Let’s say you have a random source of information. The probability that it outputs a given message $x$ is given by $p(x)$. Furthermore, let’s say we wish to construction a function, $s(x)$, that indicates how surprising a given message is. How might you want to construct such a function? An intuitive approach might be to give a few constraints on things we want from $s(x)$.

1. $s(x)$ decreases as $p(x)$ increases.
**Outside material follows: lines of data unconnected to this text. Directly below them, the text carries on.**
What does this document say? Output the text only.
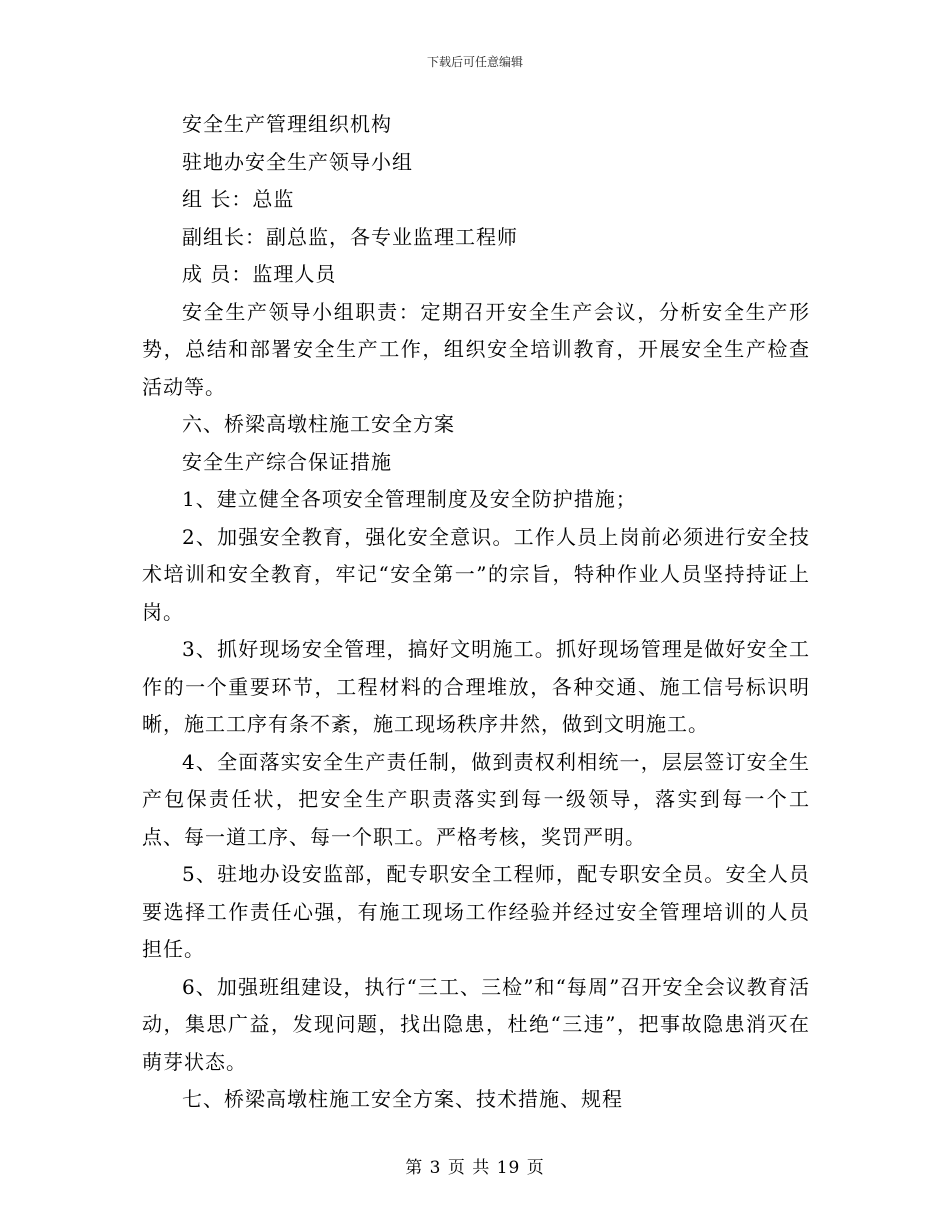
下载后可任意编辑

安全生产管理组织机构

驻地办安全生产领导小组

组 长：总监

副组长：副总监，各专业监理工程师

成 员：监理人员

安全生产领导小组职责：定期召开安全生产会议，分析安全生产形势，总结和部署安全生产工作，组织安全培训教育，开展安全生产检查活动等。

六、桥梁高墩柱施工安全方案

安全生产综合保证措施

1、建立健全各项安全管理制度及安全防护措施；

2、加强安全教育，强化安全意识。工作人员上岗前必须进行安全技术培训和安全教育，牢记“安全第一”的宗旨，特种作业人员坚持持证上岗。

3、抓好现场安全管理，搞好文明施工。抓好现场管理是做好安全工作的一个重要环节，工程材料的合理堆放，各种交通、施工信号标识明晰，施工工序有条不紊，施工现场秩序井然，做到文明施工。

4、全面落实安全生产责任制，做到责权利相统一，层层签订安全生产包保责任状，把安全生产职责落实到每一级领导，落实到每一个工点、每一道工序、每一个职工。严格考核，奖罚严明。

5、驻地办设安监部，配专职安全工程师，配专职安全员。安全人员要选择工作责任心强，有施工现场工作经验并经过安全管理培训的人员担任。

6、加强班组建设，执行“三工、三检”和“每周”召开安全会议教育活动，集思广益，发现问题，找出隐患，杜绝“三违”，把事故隐患消灭在萌芽状态。

七、桥梁高墩柱施工安全方案、技术措施、规程

第 3 页 共 19 页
The more likely an event, the less surprsing it is.
2. If $p(x)=1$, then $s(x)=0$. A event that is certain should yield no surprise.
3. As $p(x)\rightarrow0$, then $s(x)\rightarrow\infty$. The surprise of an message knows no bounds.

One such function that satisfies these conditions is $s(x) = \log \frac{1}{p(x)}$.

From here we can go a step further and measure the average surprise of a source (aka the Shannon Entropy) given by $H(X) = E[s(X)] = \sum p(x) \log \frac{1}{p(x)}$

If we take this formula in its most literal sense it seems to reinforce our own intuitions about the quality of a news source. If a news source is always pro or anti one side or the other then it’s Shannon entropy is 0. i.e. There is no information to be gleaned from the signal. But if it occasionally surprises us then $H(X)>0$. In fact, $H(X)$ reach its maximum when all messages are equally likely.

Do you buy this literal interpretation of Shannon’s equations? If not, do you think it can be adjusted somehow?